Will House Conservatives accept this? In a word, no. So Boehner will have to go to the Democrats to get this through. Dems will probably ask for an extension of unemployment compensation. If brought to a volte, it will pass, and Conservatives will be in full-throated revolt. If Boehner instead brings a clean CR up for a vote at sequester levels, Dems will pass and enough Tea Party members will vote no, since even with the sequester, Obamacare is being funded. If the vote fails, and the Murray-Ryan deal is not brought to a vote - Shutdown. So we either get a 2 year deal, with Tea Party folks rebelling against leadership; or we have a shutdown - both are good for Dems politically. The differing GOP energies (Leadership and Defense hawks versus Tea Party Conservatives) are being channeled in such a way that Democrats win, regardless of outcome.

Of course we can never let on that we can live with the sequester, because that might alter the game, if the GOP understood all this!

Taking the long view, there are two other key elements:
  • In his 2011 negotiations with Boehner, Obama put Medicare and Social Security adjustments on the table in exchange for new tax revenues. When Boehner ultimately pulled out, he may not have realized that the future Budget Game had a new rule: No New Taxes, No Cuts to Medicare or Social Security. This has clearly been accepted by the GOP, since there has been little pushback against the Murray-Ryan mini-deal for having no entitlement cuts. Since new tax revenues are off limits to Republicans, Obama has now put entitlement cuts effectively off limits.

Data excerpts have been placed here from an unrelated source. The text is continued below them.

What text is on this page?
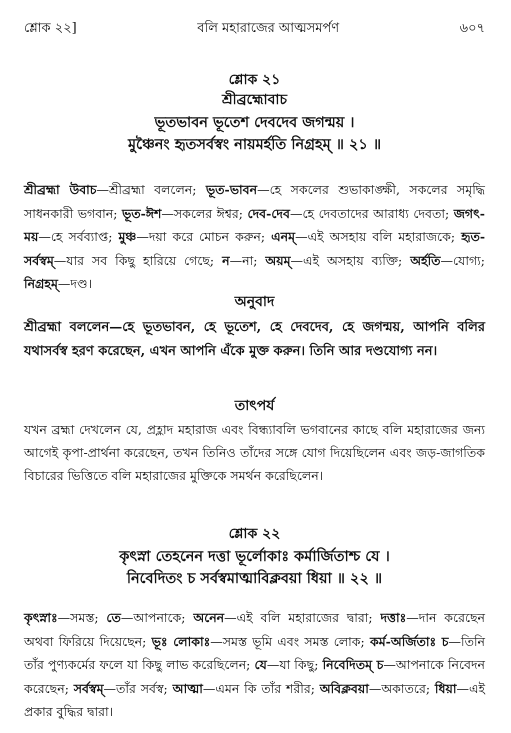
শ্লোক ২২]	বলি মহারাজের আত্মসমর্পণ	৬০৭
শ্লোক ২১
শ্রীব্রহ্মোবাচ
ভূতভাবন ভূতেশ দেবদেব জগন্ময় ।
মুঞ্চৈনং হৃতসর্বস্বং নায়মর্হতি নিগ্রহম্ ॥ ২১ ॥
শ্রীব্রহ্মা উবাচ—শ্রীব্রহ্মা বললেন; ভূত-ভাবন—হে সকলের শুভাকাঙ্ক্ষী, সকলের সমৃদ্ধি সাধনকারী ভগবান; ভূত-ঈশ—সকলের ঈশ্বর; দেব-দেব—হে দেবতাদের আরাধ্য দেবতা; জগৎ-ময়—হে সর্বব্যাপ্ত; মুঞ্চ—দয়া করে মোচন করুন; এনম্—এই অসহায় বলি মহারাজকে; হৃত-সর্বস্বম্—যার সব কিছু হারিয়ে গেছে; ন—না; অয়ম্—এই অসহায় ব্যক্তি; অর্হতি—যোগ্য; নিগ্রহম্—দণ্ড।
অনুবাদ
শ্রীব্রহ্মা বললেন—হে ভূতভাবন, হে ভূতেশ, হে দেবদেব, হে জগন্ময়, আপনি বলির যথাসর্বস্ব হরণ করেছেন, এখন আপনি এঁকে মুক্ত করুন। তিনি আর দণ্ডযোগ্য নন।
তাৎপর্য
যখন ব্রহ্মা দেখলেন যে, প্রহ্লাদ মহারাজ এবং বিন্ধ্যাবলি ভগবানের কাছে বলি মহারাজের জন্য আগেই কৃপা-প্রার্থনা করেছেন, তখন তিনিও তাঁদের সঙ্গে যোগ দিয়েছিলেন এবং জড়-জাগতিক বিচারের ভিত্তিতে বলি মহারাজের মুক্তিকে সমর্থন করেছিলেন।
শ্লোক ২২
কৃৎস্না তেহনেন দত্তা ভূর্লোকাঃ কর্মার্জিতাশ্চ যে ।
নিবেদিতং চ সর্বস্বমাত্মাবিক্লবয়া ধিয়া ॥ ২২ ॥
কৃৎস্নাঃ—সমস্ত; তে—আপনাকে; অনেন—এই বলি মহারাজের দ্বারা; দত্তাঃ—দান করেছেন অথবা ফিরিয়ে দিয়েছেন; ভূঃ লোকাঃ—সমস্ত ভূমি এবং সমস্ত লোক; কর্ম-অর্জিতাঃ চ—তিনি তাঁর পুণ্যকর্মের ফলে যা কিছু লাভ করেছিলেন; যে—যা কিছু; নিবেদিতম্ চ—আপনাকে নিবেদন করেছেন; সর্বস্বম্—তাঁর সর্বস্ব; আত্মা—এমন কি তাঁর শরীর; অবিক্লবয়া—অকাতরে; ধিয়া—এই প্রকার বুদ্ধির দ্বারা।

  • The CBO has clearly demonstrated that the forward budget outlook is solid, with deficits returning to historically moderate levels, based on the BCA(with the sequester) and the 2013 tax hike on the well-to-do. So the aggressive Budget Busters of the Tea Party have no way to make the case for more cuts. They cannot make the case now; they will not be able to for the foreseeable future.

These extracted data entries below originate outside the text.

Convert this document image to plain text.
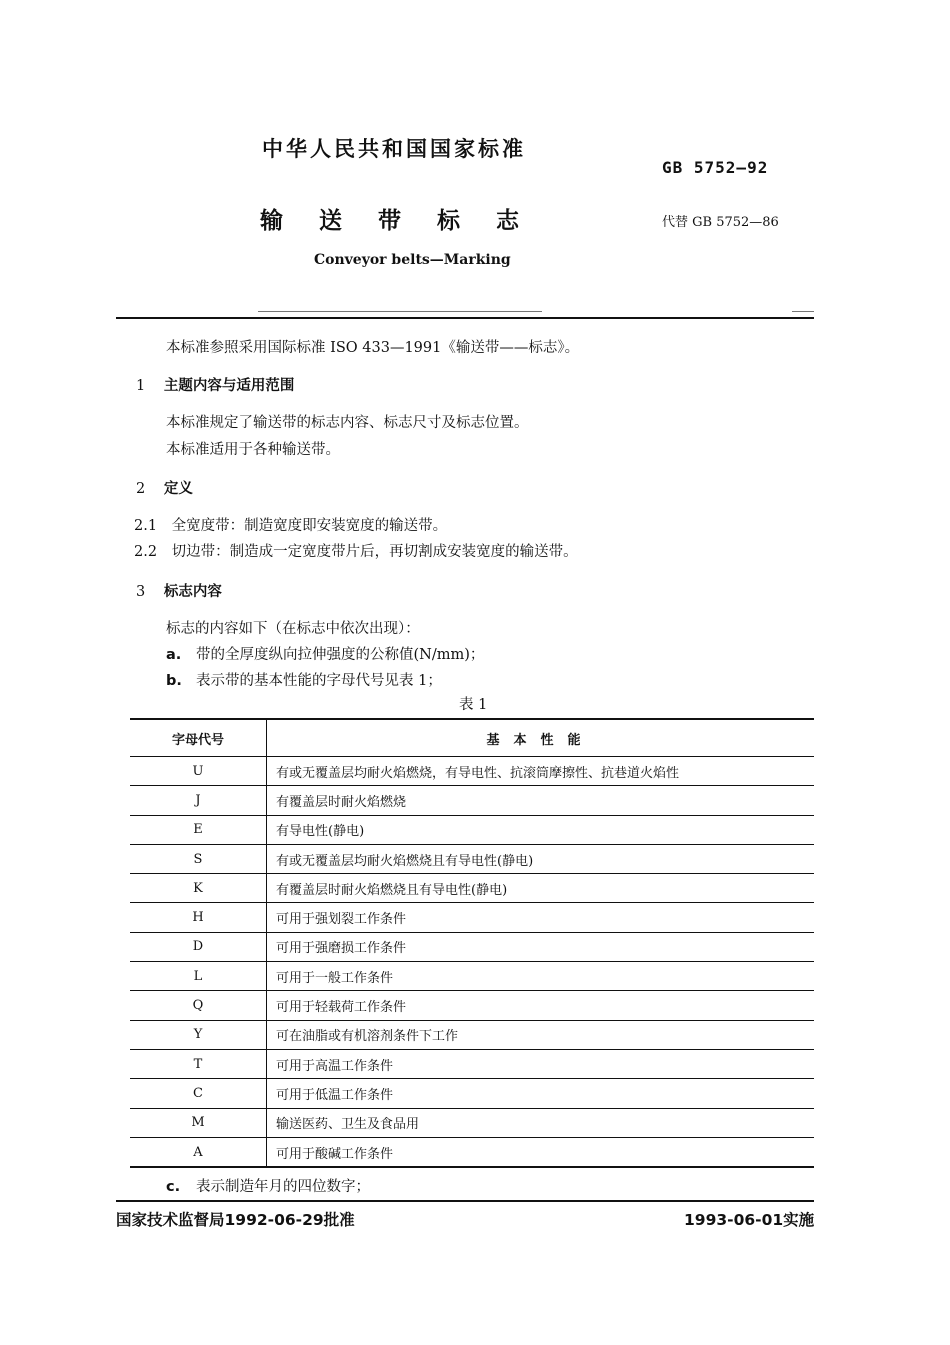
中华人民共和国国家标准
GB 5752—92
输送带标志	代替 GB 5752—86
Conveyor belts—Marking
本标准参照采用国际标准 ISO 433—1991《输送带——标志》。
1 主题内容与适用范围
本标准规定了输送带的标志内容、标志尺寸及标志位置。
本标准适用于各种输送带。
2 定义
2.1 全宽度带：制造宽度即安装宽度的输送带。
2.2 切边带：制造成一定宽度带片后，再切割成安装宽度的输送带。
3 标志内容
标志的内容如下（在标志中依次出现）：
a. 带的全厚度纵向拉伸强度的公称值(N/mm)；
b. 表示带的基本性能的字母代号见表 1；
表 1
字母代号	基本性能
U	有或无覆盖层均耐火焰燃烧，有导电性、抗滚筒摩擦性、抗巷道火焰性
J	有覆盖层时耐火焰燃烧
E	有导电性(静电)
S	有或无覆盖层均耐火焰燃烧且有导电性(静电)
K	有覆盖层时耐火焰燃烧且有导电性(静电)
H	可用于强划裂工作条件
D	可用于强磨损工作条件
L	可用于一般工作条件
Q	可用于轻载荷工作条件
Y	可在油脂或有机溶剂条件下工作
T	可用于高温工作条件
C	可用于低温工作条件
M	输送医药、卫生及食品用
A	可用于酸碱工作条件
c. 表示制造年月的四位数字；
国家技术监督局1992-06-29批准	1993-06-01实施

So Obama has taken entitlement cuts and additional budget cuts effectively off the table (complaining all the time about how unbearable these sequester cuts are, that the GOP made us accept!). And he has set the GOP Hawks to fighting with the Tea Party Conservatives - the result of which may well be that Dems get an extension of unemployment compensation.

All this from a failing, clearly incompetent President - who happens to have a Master's understanding of aikido!